Mr Mac Einri said it was "difficult to defend an overtly elitist distinction between the high-skilled few who can seek a work visa and the rest, the great majority who must apply for a work permit".

Neither category has the right to free education, medical care or social welfare entitlements. Last year 18,000 work permits were issued, compared to 6,000 in 1999. The Department of Enterprise, Trade and Employment expects to issue a further 32,000 work permits this year.

Almost 1,400 work visas were issued last year and more than 1,000 this year to date. The visas and permits are necessary only for employees from outside the European Economic Area, which includes the 15 EU member-states, Iceland, Liechtenstein and Norway.

It is estimated that some 200,000 workers are needed to meet the demands of the economy in the next five years.
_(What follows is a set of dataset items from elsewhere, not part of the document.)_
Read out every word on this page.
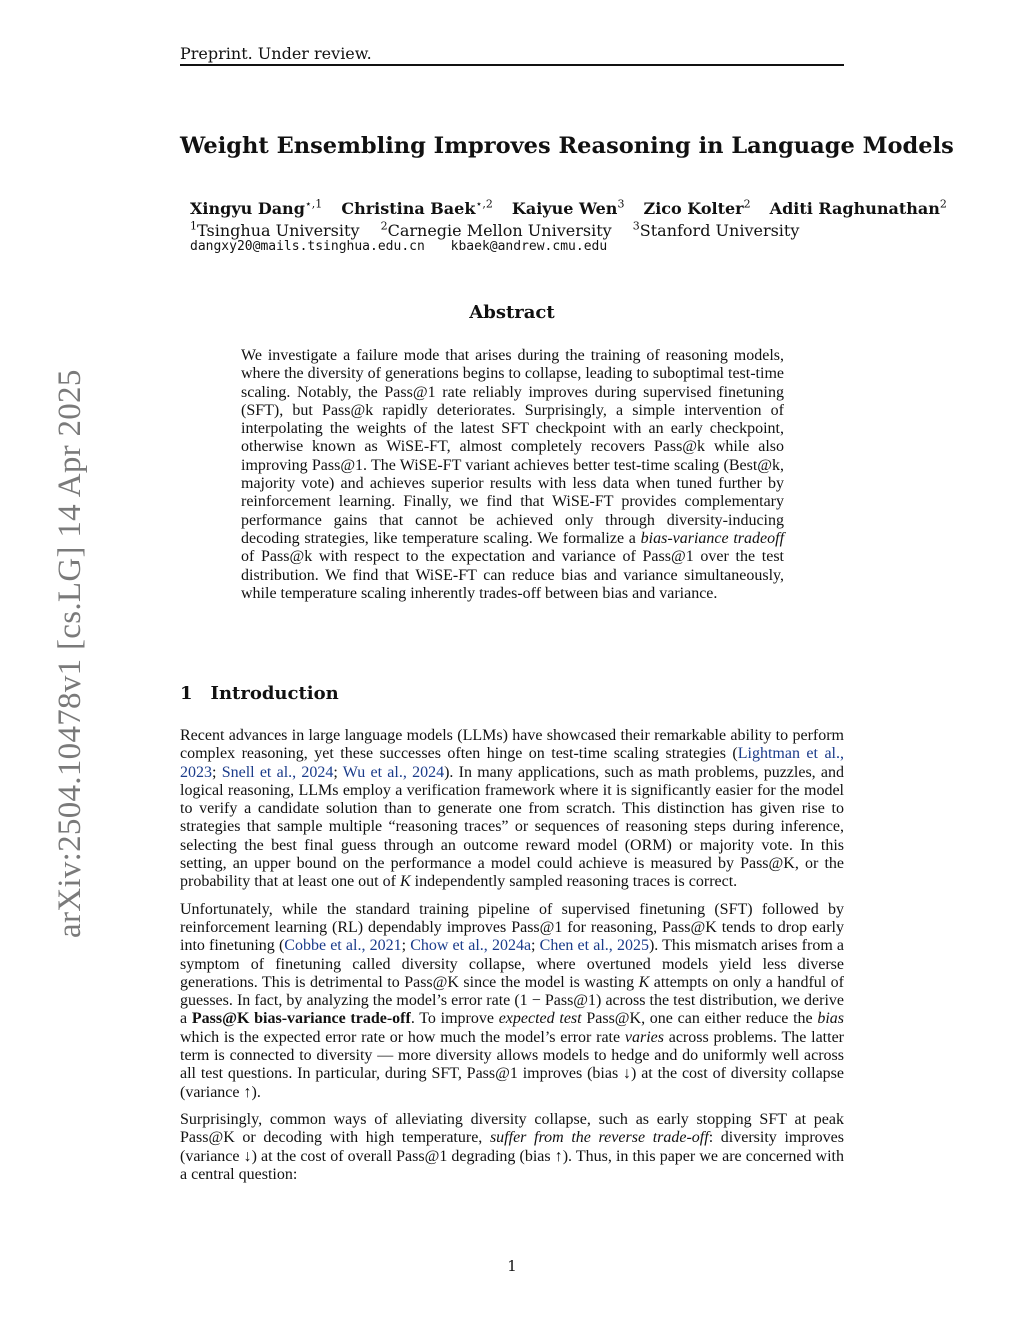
Preprint. Under review.
arXiv:2504.10478v1 [cs.LG] 14 Apr 2025
Weight Ensembling Improves Reasoning in Language Models
Xingyu Dang$^{⋆,1}$ Christina Baek$^{⋆,2}$ Kaiyue Wen$^3$ Zico Kolter$^2$ Aditi Raghunathan$^2$
$^1$Tsinghua University $^2$Carnegie Mellon University $^3$Stanford University
dangxy20@mails.tsinghua.edu.cn kbaek@andrew.cmu.edu
Abstract

We investigate a failure mode that arises during the training of reasoning models, where the diversity of generations begins to collapse, leading to suboptimal test-time scaling. Notably, the Pass@1 rate reliably improves during supervised finetuning (SFT), but Pass@k rapidly deteriorates. Surprisingly, a simple intervention of interpolating the weights of the latest SFT checkpoint with an early checkpoint, otherwise known as WiSE-FT, almost completely recovers Pass@k while also improving Pass@1. The WiSE-FT variant achieves better test-time scaling (Best@k, majority vote) and achieves superior results with less data when tuned further by reinforcement learning. Finally, we find that WiSE-FT provides complementary performance gains that cannot be achieved only through diversity-inducing decoding strategies, like temperature scaling. We formalize a bias-variance tradeoff of Pass@k with respect to the expectation and variance of Pass@1 over the test distribution. We find that WiSE-FT can reduce bias and variance simultaneously, while temperature scaling inherently trades-off between bias and variance.

1 Introduction

Recent advances in large language models (LLMs) have showcased their remarkable ability to perform complex reasoning, yet these successes often hinge on test-time scaling strategies (Lightman et al., 2023; Snell et al., 2024; Wu et al., 2024). In many applications, such as math problems, puzzles, and logical reasoning, LLMs employ a verification framework where it is significantly easier for the model to verify a candidate solution than to generate one from scratch. This distinction has given rise to strategies that sample multiple “reasoning traces” or sequences of reasoning steps during inference, selecting the best final guess through an outcome reward model (ORM) or majority vote. In this setting, an upper bound on the performance a model could achieve is measured by Pass@K, or the probability that at least one out of K independently sampled reasoning traces is correct.

Unfortunately, while the standard training pipeline of supervised finetuning (SFT) followed by reinforcement learning (RL) dependably improves Pass@1 for reasoning, Pass@K tends to drop early into finetuning (Cobbe et al., 2021; Chow et al., 2024a; Chen et al., 2025). This mismatch arises from a symptom of finetuning called diversity collapse, where overtuned models yield less diverse generations. This is detrimental to Pass@K since the model is wasting K attempts on only a handful of guesses. In fact, by analyzing the model’s error rate (1 − Pass@1) across the test distribution, we derive a Pass@K bias-variance trade-off. To improve expected test Pass@K, one can either reduce the bias which is the expected error rate or how much the model’s error rate varies across problems. The latter term is connected to diversity — more diversity allows models to hedge and do uniformly well across all test questions. In particular, during SFT, Pass@1 improves (bias ↓) at the cost of diversity collapse (variance ↑).

Surprisingly, common ways of alleviating diversity collapse, such as early stopping SFT at peak Pass@K or decoding with high temperature, suffer from the reverse trade-off: diversity improves (variance ↓) at the cost of overall Pass@1 degrading (bias ↑). Thus, in this paper we are concerned with a central question:

1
Mr Mac Einri said the work permit regime should be replaced with work visas. "I see no reason how we can justify the continuance of this effective two-tier regime which is a form of apartheid between those who have greater rights under the work-visa scheme and those who have fewer rights under the work-permit regime," he added.

He said the status of work permit holders could most closely be compared to Gastarbeiter or "guest workers" in Germany in the early 1960s before reforms were brought in, particularly to allow family reunification.

"What you have is a status which repeats and recycles the types of policies and practices in place in other immigrant countries, but 40 years ago. It's as if the various changes and reforms and new thinking which has come into place in other EU countries has not happened," he said.